Similarly, the IOM program supported important advances to strengthen the countries' capacities in labor migration management and to encourage the socioeconomic integration of migrants, for example, through the expansion of the Labor Channeling Mechanism (MECAL) in Mexico. Other countries, such as Costa Rica, expedited mechanisms for the regularization of migrants, while Honduras and Belize were able to lay solid foundations for the development of comprehensive migration policies. 


"They are helping us strengthen our capacities in this policy we are developing, including both political and civil society actors. We want to obtain a more consulted and socialized public policy that allows us to give better attention to our people and to migrants in transit," explained Ricardo Montes, Vice Minister of Justice of the Honduran Ministry of Governance, Justice, and Decentralization.


In the area of promoting alliances and cooperation, regional activities continued virtually, achieving the exchange of experiences between States and United Nations agencies despite the distance. Within the framework of the Regional Conference on Migration (RCM), important issues such as the fight against illegal smuggling of migrants, the role of labor migration in socioeconomic recovery, or the protection of migrant children and adolescents, to name a few, were discussed. Despite COVID-19, the program also managed to support the holding of cross-border migration roundtable meetings between Guatemala, Honduras and El Salvador, at a key moment when the borders were about to be reopened. 

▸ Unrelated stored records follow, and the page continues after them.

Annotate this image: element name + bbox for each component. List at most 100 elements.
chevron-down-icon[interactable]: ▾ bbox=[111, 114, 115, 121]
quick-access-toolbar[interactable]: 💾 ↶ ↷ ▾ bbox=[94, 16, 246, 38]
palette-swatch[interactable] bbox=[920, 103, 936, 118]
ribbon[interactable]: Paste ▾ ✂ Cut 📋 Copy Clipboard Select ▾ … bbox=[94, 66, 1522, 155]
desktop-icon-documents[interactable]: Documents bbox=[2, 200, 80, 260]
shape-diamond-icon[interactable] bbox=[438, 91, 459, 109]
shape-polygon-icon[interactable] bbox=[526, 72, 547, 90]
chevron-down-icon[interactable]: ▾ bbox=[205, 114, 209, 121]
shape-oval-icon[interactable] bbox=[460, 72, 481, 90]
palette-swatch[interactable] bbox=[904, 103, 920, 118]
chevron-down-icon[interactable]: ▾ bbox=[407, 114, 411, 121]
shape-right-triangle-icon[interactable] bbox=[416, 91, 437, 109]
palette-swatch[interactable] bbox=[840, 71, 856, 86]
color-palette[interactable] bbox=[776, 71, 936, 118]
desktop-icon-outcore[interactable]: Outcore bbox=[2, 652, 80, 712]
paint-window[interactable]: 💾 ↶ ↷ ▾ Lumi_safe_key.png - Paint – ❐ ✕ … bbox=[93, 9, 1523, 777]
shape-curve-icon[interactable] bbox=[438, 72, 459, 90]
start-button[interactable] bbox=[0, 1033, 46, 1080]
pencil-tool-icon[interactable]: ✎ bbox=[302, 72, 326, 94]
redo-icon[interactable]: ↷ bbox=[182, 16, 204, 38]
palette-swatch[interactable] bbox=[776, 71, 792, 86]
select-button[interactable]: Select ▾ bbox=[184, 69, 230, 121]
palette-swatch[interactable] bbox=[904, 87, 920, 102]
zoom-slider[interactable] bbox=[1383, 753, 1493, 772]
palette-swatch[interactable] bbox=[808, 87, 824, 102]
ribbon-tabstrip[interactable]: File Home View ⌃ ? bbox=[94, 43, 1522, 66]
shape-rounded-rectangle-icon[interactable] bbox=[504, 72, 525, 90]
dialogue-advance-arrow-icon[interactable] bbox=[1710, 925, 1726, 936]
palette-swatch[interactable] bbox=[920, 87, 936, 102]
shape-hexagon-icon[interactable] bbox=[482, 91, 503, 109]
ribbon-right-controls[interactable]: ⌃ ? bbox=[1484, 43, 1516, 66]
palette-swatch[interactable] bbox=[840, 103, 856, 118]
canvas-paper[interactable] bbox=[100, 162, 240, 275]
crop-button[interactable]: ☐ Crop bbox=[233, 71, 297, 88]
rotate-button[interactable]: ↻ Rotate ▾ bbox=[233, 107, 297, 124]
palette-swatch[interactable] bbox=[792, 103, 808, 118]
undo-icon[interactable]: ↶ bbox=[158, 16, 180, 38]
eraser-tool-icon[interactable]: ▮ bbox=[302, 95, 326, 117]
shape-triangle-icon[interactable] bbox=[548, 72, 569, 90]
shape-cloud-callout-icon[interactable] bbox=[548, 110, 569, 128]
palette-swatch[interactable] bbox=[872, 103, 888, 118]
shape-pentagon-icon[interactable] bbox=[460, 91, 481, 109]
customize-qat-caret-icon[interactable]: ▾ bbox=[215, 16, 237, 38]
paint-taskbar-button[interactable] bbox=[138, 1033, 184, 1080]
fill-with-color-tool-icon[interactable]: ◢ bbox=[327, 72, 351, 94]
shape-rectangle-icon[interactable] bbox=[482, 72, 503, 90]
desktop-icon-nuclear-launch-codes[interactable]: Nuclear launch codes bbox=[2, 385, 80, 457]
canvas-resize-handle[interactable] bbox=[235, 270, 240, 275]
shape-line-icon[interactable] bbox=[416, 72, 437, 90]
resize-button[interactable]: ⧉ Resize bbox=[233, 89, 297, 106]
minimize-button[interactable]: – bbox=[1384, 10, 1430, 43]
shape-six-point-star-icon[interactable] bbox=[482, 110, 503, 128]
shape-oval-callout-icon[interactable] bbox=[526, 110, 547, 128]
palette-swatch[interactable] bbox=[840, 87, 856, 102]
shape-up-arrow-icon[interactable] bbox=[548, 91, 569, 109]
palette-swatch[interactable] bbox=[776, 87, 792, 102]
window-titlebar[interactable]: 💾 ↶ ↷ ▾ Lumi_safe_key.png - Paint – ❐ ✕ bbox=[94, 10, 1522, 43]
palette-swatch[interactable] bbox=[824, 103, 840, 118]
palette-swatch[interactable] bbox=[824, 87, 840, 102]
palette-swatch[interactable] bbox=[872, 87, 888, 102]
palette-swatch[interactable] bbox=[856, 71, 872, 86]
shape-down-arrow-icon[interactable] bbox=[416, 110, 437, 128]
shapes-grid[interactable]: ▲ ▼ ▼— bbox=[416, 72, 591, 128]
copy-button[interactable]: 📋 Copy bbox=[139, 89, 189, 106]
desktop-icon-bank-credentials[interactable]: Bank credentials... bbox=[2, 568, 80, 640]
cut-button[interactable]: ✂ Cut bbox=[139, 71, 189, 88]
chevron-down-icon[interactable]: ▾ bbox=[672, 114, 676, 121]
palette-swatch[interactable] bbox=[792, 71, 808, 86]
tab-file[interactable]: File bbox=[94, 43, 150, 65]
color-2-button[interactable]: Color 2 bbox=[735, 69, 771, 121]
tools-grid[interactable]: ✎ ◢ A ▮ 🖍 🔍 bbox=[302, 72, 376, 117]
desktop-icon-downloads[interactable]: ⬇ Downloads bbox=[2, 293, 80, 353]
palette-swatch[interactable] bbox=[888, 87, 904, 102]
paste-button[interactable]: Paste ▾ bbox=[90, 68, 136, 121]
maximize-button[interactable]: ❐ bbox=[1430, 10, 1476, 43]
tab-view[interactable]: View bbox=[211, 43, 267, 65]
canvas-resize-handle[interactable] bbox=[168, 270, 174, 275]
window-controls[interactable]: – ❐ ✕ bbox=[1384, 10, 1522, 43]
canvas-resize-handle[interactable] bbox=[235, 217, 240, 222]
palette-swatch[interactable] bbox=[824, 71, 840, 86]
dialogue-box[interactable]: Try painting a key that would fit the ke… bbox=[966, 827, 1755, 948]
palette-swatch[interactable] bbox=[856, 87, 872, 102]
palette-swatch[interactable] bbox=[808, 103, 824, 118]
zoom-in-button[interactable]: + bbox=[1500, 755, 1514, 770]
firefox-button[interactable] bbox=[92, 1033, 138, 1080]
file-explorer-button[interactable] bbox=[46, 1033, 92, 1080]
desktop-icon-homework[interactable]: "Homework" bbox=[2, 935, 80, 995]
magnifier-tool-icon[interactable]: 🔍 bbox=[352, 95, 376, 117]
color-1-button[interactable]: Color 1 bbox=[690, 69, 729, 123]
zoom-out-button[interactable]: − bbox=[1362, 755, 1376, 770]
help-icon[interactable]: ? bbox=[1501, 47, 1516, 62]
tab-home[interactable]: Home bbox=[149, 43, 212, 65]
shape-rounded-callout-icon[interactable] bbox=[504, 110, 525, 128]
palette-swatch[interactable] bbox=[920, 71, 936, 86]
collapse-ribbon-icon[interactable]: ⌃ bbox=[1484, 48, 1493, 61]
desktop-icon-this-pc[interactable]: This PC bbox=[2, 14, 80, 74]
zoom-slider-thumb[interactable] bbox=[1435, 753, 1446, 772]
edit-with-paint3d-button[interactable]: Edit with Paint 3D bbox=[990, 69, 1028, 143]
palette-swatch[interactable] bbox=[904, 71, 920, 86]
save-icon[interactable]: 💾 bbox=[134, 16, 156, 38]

The work on the Emergency and Communication pillars was closely linked during 2020. IOM rethought its communication for development processes with communities, integrating new approaches to respond to COVID-19 and border closure concerns. Thus, the IOM Panama team led the interagency response to migrants stranded at migration reception stations, opening communication channels in the migrants' native languages to reduce the stress caused by the same situation and the lack of reliable information about the near future. 


At the same time, IOM provided cooperation in several countries to improve living conditions in migrant centers. In northern Central America, a campaign was developed with six communities to address the challenges of young people in recognizing reliable sources and information on migration in the context of COVID-19.


Laura Sánchez, advisor to the General Directorate of Migration and Aliens in Costa Rica, highlighted IOM's support in adapting to the crisis scenario: "the projects that had been planned for 2019 have had to be adapted and modified to meet the new challenges we have faced this year. We have made an effort not to leave the migrants who are in the country, either regularly or irregularly, unprotected".


The Western Hemisphere Program has completed ten years working in Central America, Mexico and the Caribbean to strengthen government capacities to manage the challenges that migration can pose and maximize its benefits. This IOM program is generously supported by the U.S. Department of State Bureau of Population, Refugees and Migration.